There are various ways in which Katragadda plans to use these projects after they are ready for commercialisation.

“How we will monetise? It can be one of many ways. It can go through an existing company as a product or a set of products. It can go through Tata Industries, which is a business incubator. Just like we incubate technologies in the group technology office, Tata Industries incubates businesses. It could go independently as an entirely new business from Tata Sons as well. These are the three different modes to monetise,” he said.

The drone-based service for pesticide spraying project would most likely be integrated with Tata group’s agricultural products company Rallis India, he observed. Similarly, for the project on low-cost graphene, the natural avenue would be Tata Steel. “Those two we are set with internal Tata companies, for the others we still have to figure out,” Katragadda said.

He is working with about 10-12 Tata Group companies for whom technology is a key differentiator.

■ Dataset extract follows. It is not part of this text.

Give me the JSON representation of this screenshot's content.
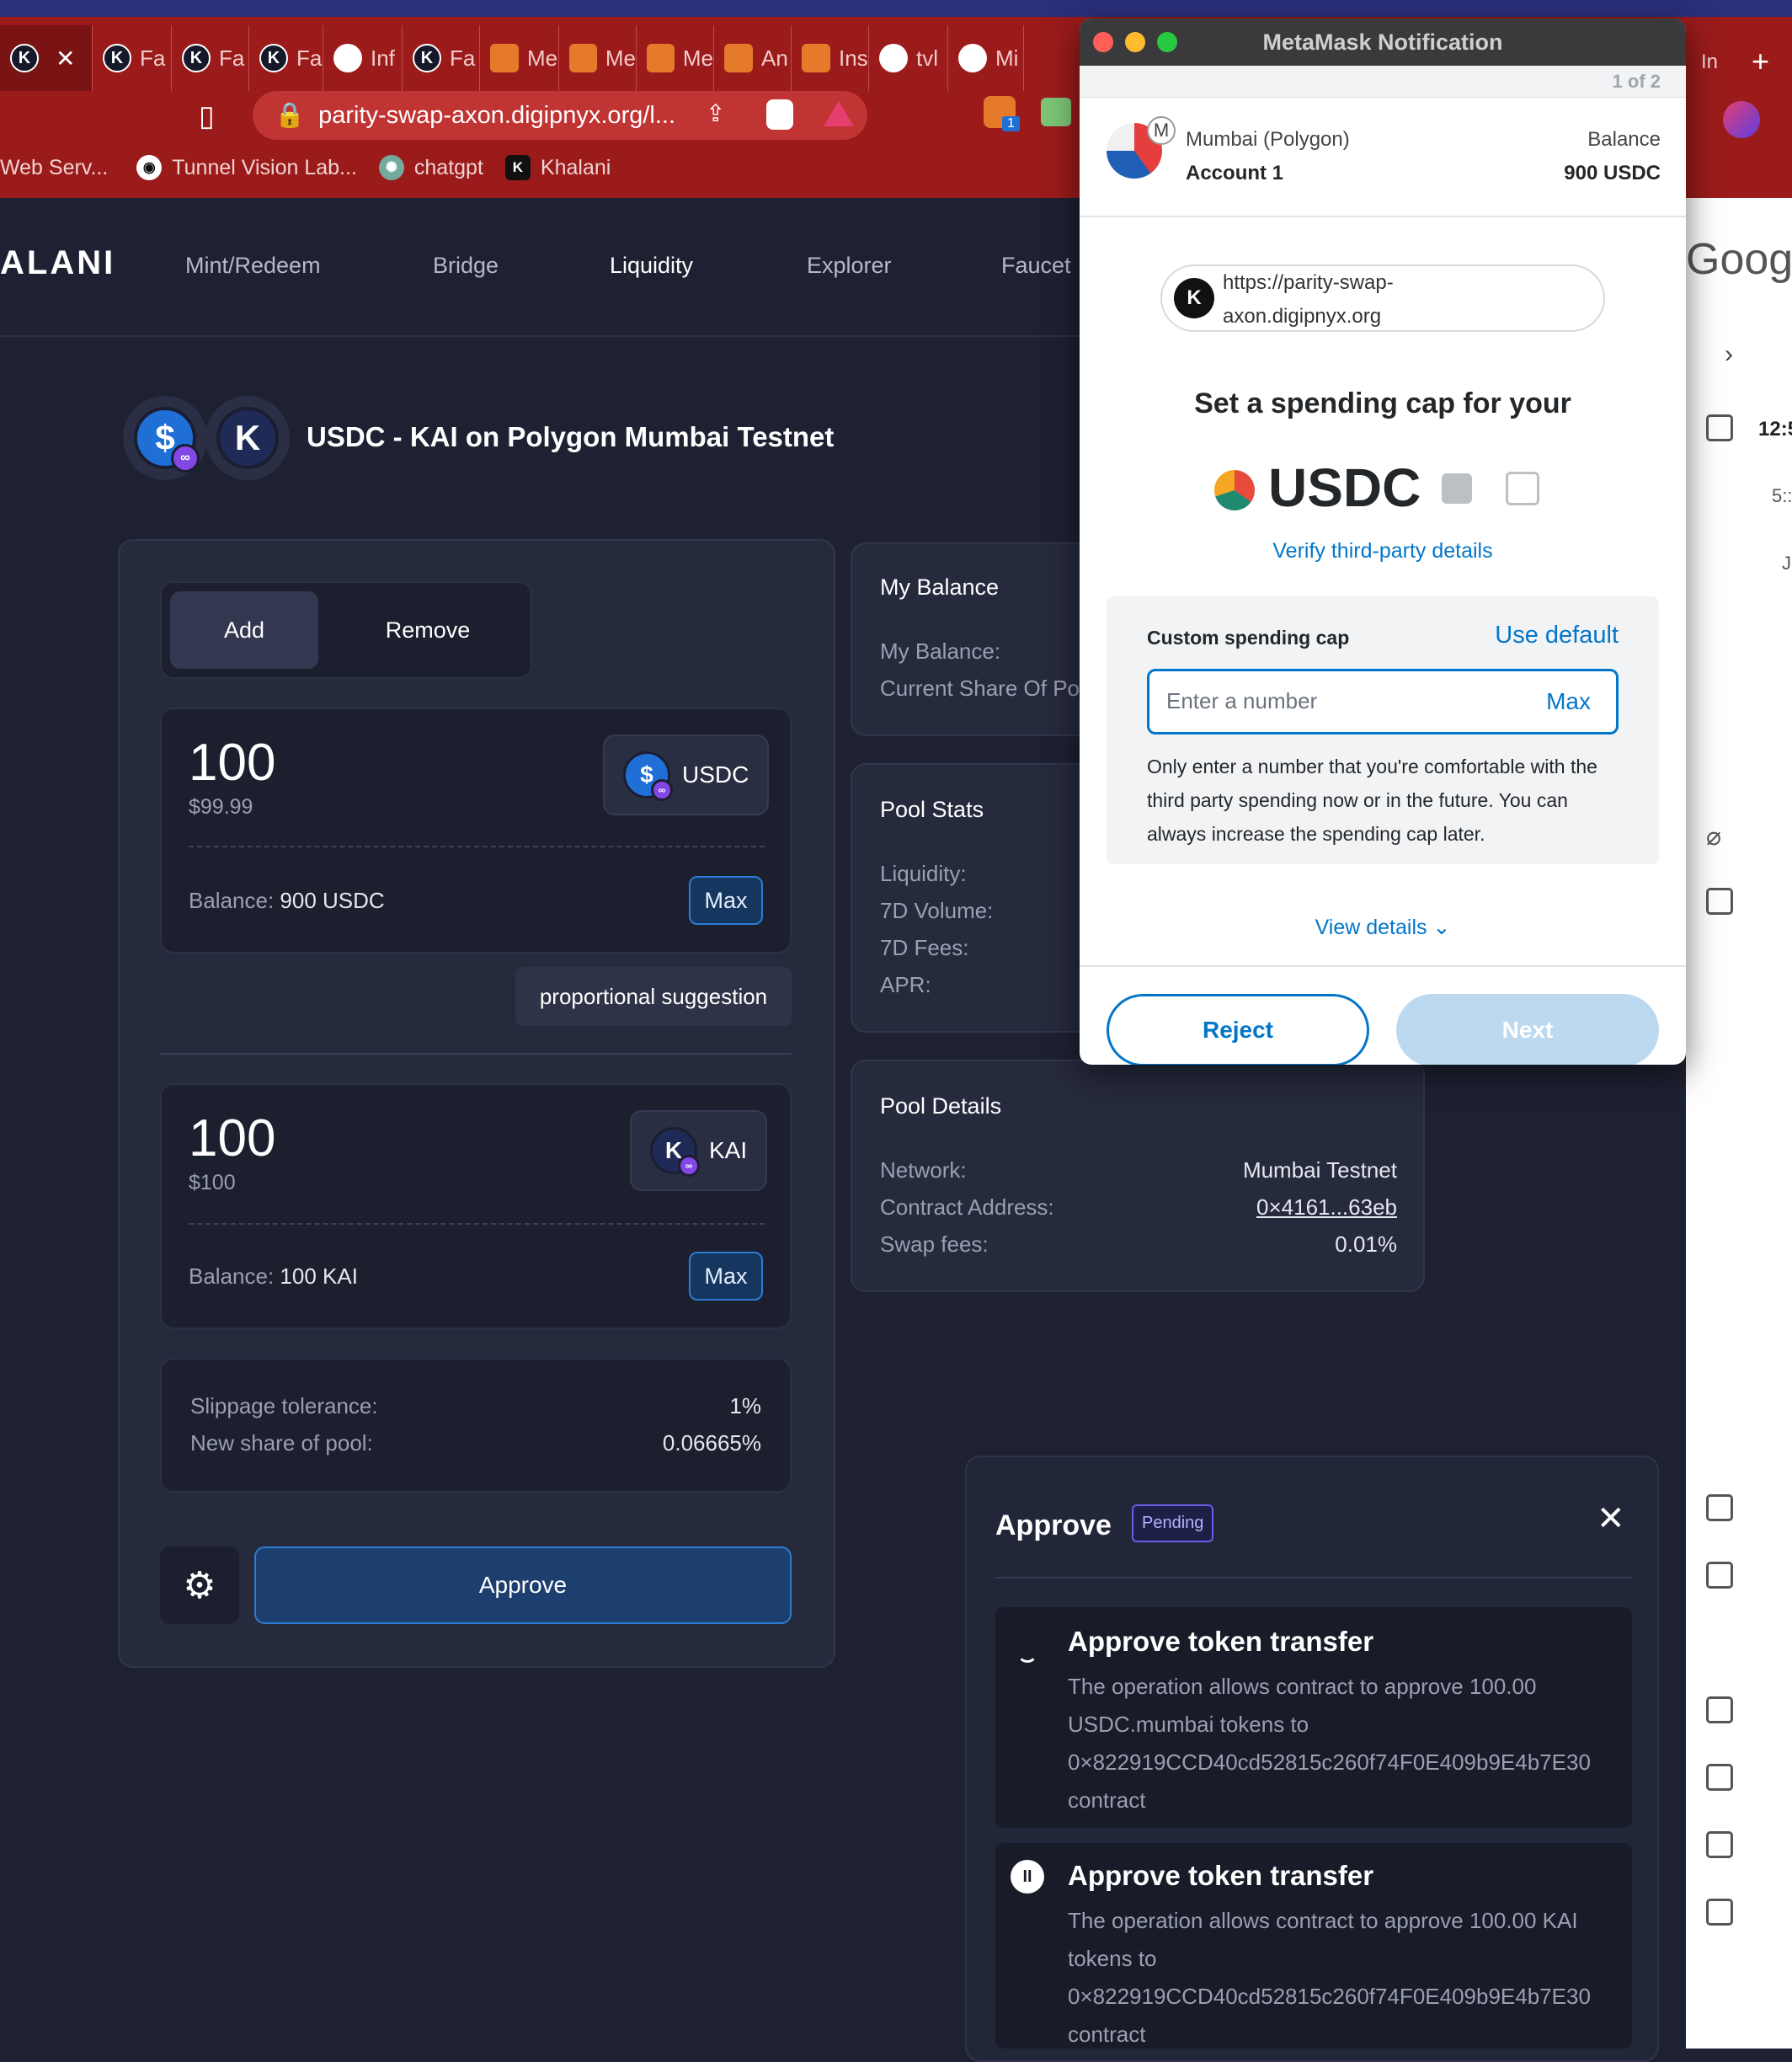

He is also holding workshops with their CEOs to pick one or two areas of disruptive innovation where the company can focus on for the next three years.

Programme for CEOs

“We run a programme called Innovation Edge for CEOs and the direct staff and the idea is that at the end of the workshop, we will identify a select few disruptive areas of focus and innovations and then track them for three years until they are delivered,” Katragadda said.

He is similarly working on collaborating with various universities across the globe to work on innovative projects.

“It will help individual companies to grow. Also, the companies will get to know each other better because in each of these collaborations there will be multiple Tata Group companies participating along with Tata Sons. That’s also a new model where Tata Sons is an anchor with a purpose of encouraging other group companies to participate,” he said.